Last year we were very excited to open our file to adopt again from Ethiopia, and now we are excited to say that we have opened a file in the USA for fostercare adoption as well.
Ethiopia was, in fact,to the third country we had tried for our second adoption. First, there was the DRC (Congo) that we pulled out of within a matter of months. I could see the writing on the wall, and sure enough, the program is closed now.
So we switched to Lesotho, a small boutique program run by a fantastic agency in BC. Due to the country’s elections, politics and eventual compliance with The Hague Convention, the adoption process slowed to a trickle. We were just poised to receive a referral, when, The agency for Ethiopia started accepting applications again.
So we made the hard choice, and jumped ship to Ethiopia. (A little summary of our adoption timeline.)

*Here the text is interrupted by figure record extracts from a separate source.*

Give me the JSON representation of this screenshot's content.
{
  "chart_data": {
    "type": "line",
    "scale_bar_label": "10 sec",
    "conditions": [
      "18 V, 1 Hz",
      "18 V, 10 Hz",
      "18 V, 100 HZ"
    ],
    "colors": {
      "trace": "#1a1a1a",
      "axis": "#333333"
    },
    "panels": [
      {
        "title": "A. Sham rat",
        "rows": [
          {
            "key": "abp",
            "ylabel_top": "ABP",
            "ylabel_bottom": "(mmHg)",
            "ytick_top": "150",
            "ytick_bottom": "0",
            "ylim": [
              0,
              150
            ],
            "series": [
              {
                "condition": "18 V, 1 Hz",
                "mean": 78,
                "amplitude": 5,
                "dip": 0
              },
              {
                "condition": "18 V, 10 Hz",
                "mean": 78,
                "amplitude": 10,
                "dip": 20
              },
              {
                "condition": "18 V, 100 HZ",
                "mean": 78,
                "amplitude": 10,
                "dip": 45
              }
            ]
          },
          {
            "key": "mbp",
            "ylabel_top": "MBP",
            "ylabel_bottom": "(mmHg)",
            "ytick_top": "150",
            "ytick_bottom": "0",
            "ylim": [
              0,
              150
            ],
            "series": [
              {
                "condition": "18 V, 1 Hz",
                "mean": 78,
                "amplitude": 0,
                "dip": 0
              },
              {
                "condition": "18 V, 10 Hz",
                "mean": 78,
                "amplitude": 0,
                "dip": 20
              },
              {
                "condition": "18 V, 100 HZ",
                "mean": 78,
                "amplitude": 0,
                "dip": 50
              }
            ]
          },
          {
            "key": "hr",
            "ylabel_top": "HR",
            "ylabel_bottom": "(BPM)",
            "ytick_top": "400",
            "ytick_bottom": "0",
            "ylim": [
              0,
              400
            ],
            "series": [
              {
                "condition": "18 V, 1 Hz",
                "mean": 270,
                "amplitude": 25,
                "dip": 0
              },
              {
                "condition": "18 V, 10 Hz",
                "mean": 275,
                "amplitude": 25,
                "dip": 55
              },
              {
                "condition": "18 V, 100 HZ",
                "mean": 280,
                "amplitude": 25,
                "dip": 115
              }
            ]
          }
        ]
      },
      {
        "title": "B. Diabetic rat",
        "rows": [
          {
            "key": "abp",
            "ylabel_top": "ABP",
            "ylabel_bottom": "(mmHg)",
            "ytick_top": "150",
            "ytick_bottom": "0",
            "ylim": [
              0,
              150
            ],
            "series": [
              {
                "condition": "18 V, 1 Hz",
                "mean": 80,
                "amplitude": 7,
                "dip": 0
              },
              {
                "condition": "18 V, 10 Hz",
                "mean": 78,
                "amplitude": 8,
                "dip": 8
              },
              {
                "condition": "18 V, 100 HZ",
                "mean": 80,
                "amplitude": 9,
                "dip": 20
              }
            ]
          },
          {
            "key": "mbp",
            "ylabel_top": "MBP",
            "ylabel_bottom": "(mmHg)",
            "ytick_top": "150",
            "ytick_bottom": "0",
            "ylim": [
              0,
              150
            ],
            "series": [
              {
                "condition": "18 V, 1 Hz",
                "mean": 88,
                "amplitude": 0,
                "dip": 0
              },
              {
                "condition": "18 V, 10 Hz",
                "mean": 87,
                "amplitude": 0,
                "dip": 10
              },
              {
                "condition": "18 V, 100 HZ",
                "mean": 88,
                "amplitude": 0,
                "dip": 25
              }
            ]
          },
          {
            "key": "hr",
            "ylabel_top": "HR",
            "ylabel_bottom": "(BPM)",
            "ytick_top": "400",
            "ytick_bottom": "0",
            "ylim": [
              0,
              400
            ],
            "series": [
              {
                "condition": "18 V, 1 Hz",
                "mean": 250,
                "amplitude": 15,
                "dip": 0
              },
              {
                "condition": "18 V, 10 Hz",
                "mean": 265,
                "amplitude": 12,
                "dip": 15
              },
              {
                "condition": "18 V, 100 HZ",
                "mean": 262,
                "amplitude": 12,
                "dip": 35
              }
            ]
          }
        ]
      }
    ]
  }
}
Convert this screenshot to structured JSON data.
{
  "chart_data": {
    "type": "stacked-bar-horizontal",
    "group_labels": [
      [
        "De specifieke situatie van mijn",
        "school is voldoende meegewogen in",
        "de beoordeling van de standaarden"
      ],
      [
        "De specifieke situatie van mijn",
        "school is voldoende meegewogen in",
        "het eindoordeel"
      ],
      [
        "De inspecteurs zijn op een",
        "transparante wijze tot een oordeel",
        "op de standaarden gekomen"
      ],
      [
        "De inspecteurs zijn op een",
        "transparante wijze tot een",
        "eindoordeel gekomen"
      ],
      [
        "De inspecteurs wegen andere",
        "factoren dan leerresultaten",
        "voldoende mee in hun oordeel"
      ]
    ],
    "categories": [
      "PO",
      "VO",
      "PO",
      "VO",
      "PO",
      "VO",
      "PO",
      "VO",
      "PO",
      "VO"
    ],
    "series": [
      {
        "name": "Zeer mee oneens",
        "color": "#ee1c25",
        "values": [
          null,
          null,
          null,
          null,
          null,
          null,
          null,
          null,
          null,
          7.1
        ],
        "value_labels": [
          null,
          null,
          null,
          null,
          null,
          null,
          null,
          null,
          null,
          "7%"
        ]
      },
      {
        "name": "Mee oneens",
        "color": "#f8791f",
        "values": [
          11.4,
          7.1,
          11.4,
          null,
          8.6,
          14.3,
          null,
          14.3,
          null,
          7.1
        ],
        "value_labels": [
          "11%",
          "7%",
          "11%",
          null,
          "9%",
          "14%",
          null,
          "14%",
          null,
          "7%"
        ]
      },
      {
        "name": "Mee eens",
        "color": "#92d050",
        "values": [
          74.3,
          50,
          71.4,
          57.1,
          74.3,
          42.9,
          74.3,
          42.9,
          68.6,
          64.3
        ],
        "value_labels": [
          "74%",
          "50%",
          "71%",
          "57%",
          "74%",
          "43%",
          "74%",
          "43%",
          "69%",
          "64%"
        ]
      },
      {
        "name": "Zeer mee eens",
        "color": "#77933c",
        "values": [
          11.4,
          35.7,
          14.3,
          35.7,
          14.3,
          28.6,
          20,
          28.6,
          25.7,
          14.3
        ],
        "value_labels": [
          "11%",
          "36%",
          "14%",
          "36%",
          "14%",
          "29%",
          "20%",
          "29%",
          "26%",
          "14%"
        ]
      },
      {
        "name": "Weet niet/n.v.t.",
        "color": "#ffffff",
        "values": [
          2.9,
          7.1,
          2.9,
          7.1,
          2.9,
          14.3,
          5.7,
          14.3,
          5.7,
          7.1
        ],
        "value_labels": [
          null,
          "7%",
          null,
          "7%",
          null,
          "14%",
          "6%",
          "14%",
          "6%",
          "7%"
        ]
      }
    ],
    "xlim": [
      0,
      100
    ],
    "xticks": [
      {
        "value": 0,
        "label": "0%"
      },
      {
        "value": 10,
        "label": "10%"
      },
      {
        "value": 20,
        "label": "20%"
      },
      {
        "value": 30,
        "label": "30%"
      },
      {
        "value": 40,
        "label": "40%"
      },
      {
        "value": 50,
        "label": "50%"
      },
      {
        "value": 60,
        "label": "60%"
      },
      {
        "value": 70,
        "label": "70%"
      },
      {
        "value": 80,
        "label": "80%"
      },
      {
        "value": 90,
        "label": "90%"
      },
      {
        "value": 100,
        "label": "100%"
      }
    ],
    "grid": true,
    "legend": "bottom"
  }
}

At first, it seemed like things were progressing well. But now I’m honestly not sure if anything is going to happen. We took a risk pioneering a special needs program, and it doesn’t look like it will pan out anytime soon. And the general waiting list has a very, very long wait time. Ethiopia is an outside bet, at the moment.
Anyway, the kids are getting older, and I’m feeling the urge more and more strongly to add to our family. Jason would be fine with just the two girls, but my urge to add kids isn’t going away… It’s intensifying.
We’ve had many discussions with the kids about their priorities, and most important to them is that they have a brother, and that he (or they) have brown skin. It’s very important to them that they outnumber us, and we are totally down with that. Since their are precious few kids (read: almost none) of colour in BC, and we aren’t up for a baby (I have changed one diaper in my life, and I’m not about to start now…) so that leaves US fostercare. And through a strange twist of adoption rules, we can have our file open in both the US and Ethiopia at the same time.
I’m actually very excited about adopting through US fostercare. Like most crazy adoptive mothers, I’ve spent late night trolling through the waiting child website, imagining kids faces superimposed in our family picture. There are so many beautiful kids, funny kids, shy kids, outgoing kids, and normal kids… And they all deserve a family. There are an inordinate amount of black children in fostercare, and black boys are most overrepresented.
I’d always been told that you can’t adopt through US fostercare to Canada… But that isn’t actually the case. It’s totally possible… It’s just hard. The individual child’s casework at the county level has to agree to work with one of the extremely few Hague-approved-for-outgoing-adoptions agencies that actually does fostercare adoptions. I can count these agencies on one hand, in the whole USA, by the way. And then our agency in Canada has to be cool with it, and have a good working relationship with a US agency.
Luckily, so far, the starts have aligned as far as agencies go. Now we just have to find the kid… And convince their county social worker that Canada is a good option! Lol
Wish us luck in this next leg of our adoption journey!
One (or two!) sons from America (or Ethiopia,) here we come!